The popularity of The Little Mermaid
aside, it’s well past time to shine a light on the critical accomplishments that women have made, and continue to make, to progress in our society.
Under the radar
Being an effective team member is a key skill today where collaboration is, at least in theory, prized. But research published in the Journal of Political Economy
suggests women are less likely to receive credit for their contributions when they collaborate with male colleagues.
In a study of male and female academics in the field of economics, male researchers tended to get the same amount of credit for co-authoring a paper as they did for writing a paper on their own. Those who published solo and with collaborators were offered tenure at similar rates. But women who wrote papers as part of a team received far less recognition, and far fewer offers of tenure than male collaborators.
Other research conducted at the University of Guelph in Ontario, Canada found that male students assumed their male classmates were more knowledgeable than female students, even when the female students had higher grades, and that men consistently gave more credit to other men.
The visibility conundrum
While women are often chastised for being unwilling to advocate for themselves or said to lack confidence that keeps them from engaging in self-promotion, a deeper look often reveals that women are making conscious choices to avoid the backlash they sometimes encounter when their behaviors run counter to expected gender norms.
In a gender study conducted by researchers from Stanford University and New York University Abu Dhabi, three researchers embedded themselves in a women’s professional development program at a large nonprofit organization in the United States.

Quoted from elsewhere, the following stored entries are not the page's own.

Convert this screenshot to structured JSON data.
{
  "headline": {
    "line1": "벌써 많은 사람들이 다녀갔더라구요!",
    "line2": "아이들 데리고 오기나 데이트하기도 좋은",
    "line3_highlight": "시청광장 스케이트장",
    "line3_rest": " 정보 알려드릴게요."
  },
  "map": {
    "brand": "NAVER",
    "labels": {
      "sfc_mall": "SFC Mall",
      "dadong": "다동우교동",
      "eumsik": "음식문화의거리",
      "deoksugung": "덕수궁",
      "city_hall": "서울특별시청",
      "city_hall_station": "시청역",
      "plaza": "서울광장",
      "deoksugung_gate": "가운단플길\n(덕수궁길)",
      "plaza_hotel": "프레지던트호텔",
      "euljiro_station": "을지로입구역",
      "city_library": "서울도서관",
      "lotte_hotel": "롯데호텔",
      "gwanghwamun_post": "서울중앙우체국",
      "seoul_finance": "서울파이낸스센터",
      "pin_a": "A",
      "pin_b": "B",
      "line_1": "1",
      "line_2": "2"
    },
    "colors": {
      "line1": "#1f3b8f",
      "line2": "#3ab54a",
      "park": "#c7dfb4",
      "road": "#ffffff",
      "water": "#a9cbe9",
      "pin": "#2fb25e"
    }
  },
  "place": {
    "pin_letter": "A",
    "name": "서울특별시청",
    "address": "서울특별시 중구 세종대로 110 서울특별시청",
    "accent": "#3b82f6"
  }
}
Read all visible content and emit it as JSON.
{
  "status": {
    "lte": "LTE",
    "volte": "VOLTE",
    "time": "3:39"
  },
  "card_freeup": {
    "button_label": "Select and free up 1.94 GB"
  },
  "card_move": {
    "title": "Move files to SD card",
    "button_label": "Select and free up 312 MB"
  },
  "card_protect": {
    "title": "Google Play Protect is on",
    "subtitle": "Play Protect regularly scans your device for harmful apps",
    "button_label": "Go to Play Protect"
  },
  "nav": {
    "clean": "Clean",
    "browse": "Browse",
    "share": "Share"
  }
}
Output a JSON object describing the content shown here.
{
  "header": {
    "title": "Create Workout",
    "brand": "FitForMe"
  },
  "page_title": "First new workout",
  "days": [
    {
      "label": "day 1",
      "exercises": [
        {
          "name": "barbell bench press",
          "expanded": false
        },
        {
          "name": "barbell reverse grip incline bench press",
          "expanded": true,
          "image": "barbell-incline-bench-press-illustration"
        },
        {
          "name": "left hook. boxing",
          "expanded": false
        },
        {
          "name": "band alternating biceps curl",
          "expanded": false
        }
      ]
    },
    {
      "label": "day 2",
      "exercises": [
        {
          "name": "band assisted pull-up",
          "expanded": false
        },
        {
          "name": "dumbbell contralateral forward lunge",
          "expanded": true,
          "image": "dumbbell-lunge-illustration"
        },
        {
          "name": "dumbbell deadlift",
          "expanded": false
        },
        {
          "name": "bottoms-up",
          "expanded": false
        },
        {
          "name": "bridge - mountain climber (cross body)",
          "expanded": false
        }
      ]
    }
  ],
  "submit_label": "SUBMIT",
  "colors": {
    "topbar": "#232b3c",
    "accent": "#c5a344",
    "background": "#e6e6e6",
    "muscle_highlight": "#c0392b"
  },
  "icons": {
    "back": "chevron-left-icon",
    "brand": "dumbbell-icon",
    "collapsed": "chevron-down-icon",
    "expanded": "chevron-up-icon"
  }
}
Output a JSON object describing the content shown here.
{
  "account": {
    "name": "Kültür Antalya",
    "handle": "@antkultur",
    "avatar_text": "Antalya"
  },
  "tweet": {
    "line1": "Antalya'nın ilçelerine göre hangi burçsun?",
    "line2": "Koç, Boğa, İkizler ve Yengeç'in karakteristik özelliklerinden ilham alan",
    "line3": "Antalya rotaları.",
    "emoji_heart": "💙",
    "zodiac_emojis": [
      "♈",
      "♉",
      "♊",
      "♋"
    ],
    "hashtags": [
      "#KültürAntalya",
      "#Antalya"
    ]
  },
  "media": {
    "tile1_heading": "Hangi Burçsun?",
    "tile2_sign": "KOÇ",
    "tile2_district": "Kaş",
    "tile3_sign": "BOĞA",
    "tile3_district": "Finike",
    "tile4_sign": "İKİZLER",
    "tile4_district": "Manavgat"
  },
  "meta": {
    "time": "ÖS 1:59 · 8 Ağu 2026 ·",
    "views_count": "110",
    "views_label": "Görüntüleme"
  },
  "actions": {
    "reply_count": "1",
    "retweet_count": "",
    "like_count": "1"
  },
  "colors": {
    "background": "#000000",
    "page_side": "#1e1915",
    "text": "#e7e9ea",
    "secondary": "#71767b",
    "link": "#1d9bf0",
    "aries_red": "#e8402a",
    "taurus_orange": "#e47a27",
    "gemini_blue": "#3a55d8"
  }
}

They conducted 86 in-depth interviews with women in the program, observed 36 discussion groups and sat in on 15 meetings.
They found that the women participants were acutely aware of the need to be noticed in order to advance, yet still consciously chose a strategy of “intentional invisibility” because they feared speaking up and taking credit for their accomplishments would leave them even worse off.
Awarding women the credit they’ve earned
When organization leaders understand that women team members are likely being overlooked for accomplishments that win men praise, they have an opportunity to change the dynamic and more effectively spotlight and reward women. Some thoughts to consider in doing so.
- Broaden the definition of valuable leadership attributes. One way that organizations can improve their ability to recognize women’s accomplishments, according to the Stanford researchers, is to see leadership traits more often practiced by women as equally valuable as those more typical of men. Leading through inspiration, collaboration and shared decision making, attributes more often applied by women, should be recognized and rewarded just as the attributes of calling attention to your accomplishments and actively taking credit for them.
- Amplification is a technique women can use themselves to help one another be heard and seen. Senior women working in the Obama White House, frustrated at seeing male peers garner more attention in meetings and their ideas advance more quickly, launched this echoing and supporting technique. When another woman was interrupted, they’d interject to say they’d like to hear the colleague finish. If a coworker took credit for another woman’s idea, they would remind attendees where the idea was initiated. If they saw a woman being marginalized or her ideas not heard, they’d specifically ask her to weigh in.
- Celebrate women’s accomplishments. Women can also work together to highlight successful outcomes led by female colleagues, point out key credentials or accomplishments when introducing other women and call the attention of more senior leaders to the accomplishments of other women. If women are not being profiled in company communications and meetings, that also creates an opening to speak up and suggest several people worthy of such recognition. Women leaders can also set a strong example by tuning into the accomplishments of their female team members.
- Mentor and sponsor other women. The Women in the Workplace study from McKinsey & Company and LeanIn.org consistently finds that women receive less of the mentoring, sponsorship and feedback that helps men advance. When you advocate for other women on their way up, you help expand the pipeline of senior women and the likelihood that the organization will grow in its ability to associate women with leadership and recognize women for it.
Most women are not expecting (or seeking) a statue in their honor. But all women need greater recognition of their unique skillsets, perspectives and accomplishments to pave the road to greater advancement.